An attorney for a Missouri group pushing to expand access to voting argued in court Monday that the state’s top election official was inaccurate and left out important details in his summary of the proposals.

At issue are ballot summaries meant to help voters understand the lengthy proposals to change state law or the Missouri Constitution.

Plaintiff attorney Chuck Hatfield said Republican Secretary of State Jay Ashcroft was misleading in summaries he approved for various versions of the voter-registration initiative. Hatfield asked Cole County Circuit Judge Daniel Green to rewrite the summaries.

The initiative petition would automatically register eligible Missourians to vote when they apply for driver’s licenses and state-issued IDs. The measure also would allow residents to vote absentee for any reason and allow 16- and 17-year-olds to pre-register to vote.

If supporters collect enough signatures, the measure could go before voters in 2020.

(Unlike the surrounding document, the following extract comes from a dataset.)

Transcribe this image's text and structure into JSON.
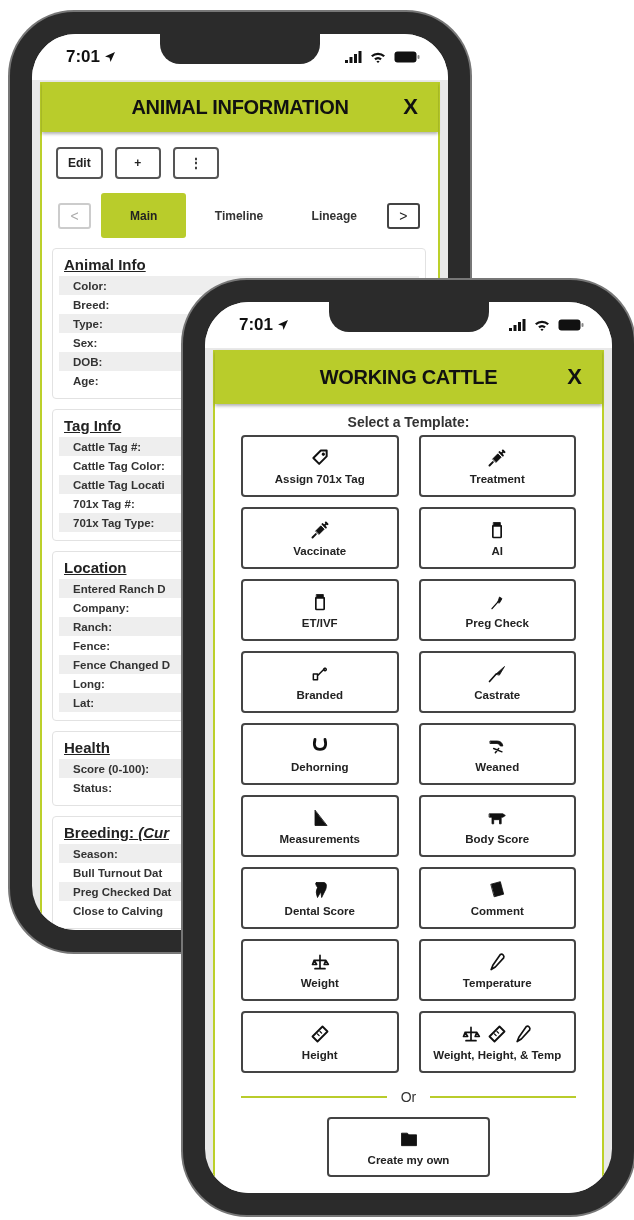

Ashcroft’s summary asks voters if they support establishing “automatic voter registration of individuals at least 16 years old from state agency lists.”

Some of the secretary of state’s descriptions also say the proposal would “allow voters on election day to appear at the wrong polling place, vote on a wrong ballot, and have election judges later transfer the votes to the right ballot.”

“Nobody’s going to vote for that,” Hatfield told the judge. “It’s drafted in a way that nobody’s going to vote for it, and I think your honor can assume it’s done that way on purpose.”

That section of the summary refers to part of the ballot initiative that would allow voters to cast provisional ballots if they vote in their county, but at a different polling place than their assigned precinct. Under the proposal, most of those votes would still be counted.

State attorneys argued that Ashcroft’s descriptions adequately relayed the wide-ranging ballot initiative, especially considering summaries are capped at 100 words.

“The summary statements here accurately convey not only the key central features of the initiative, but they were drafted fairly (and) sufficiently,” Assistant Attorney General Jason Lewis said in court.

The judge gave attorneys two weeks to submit additional filings.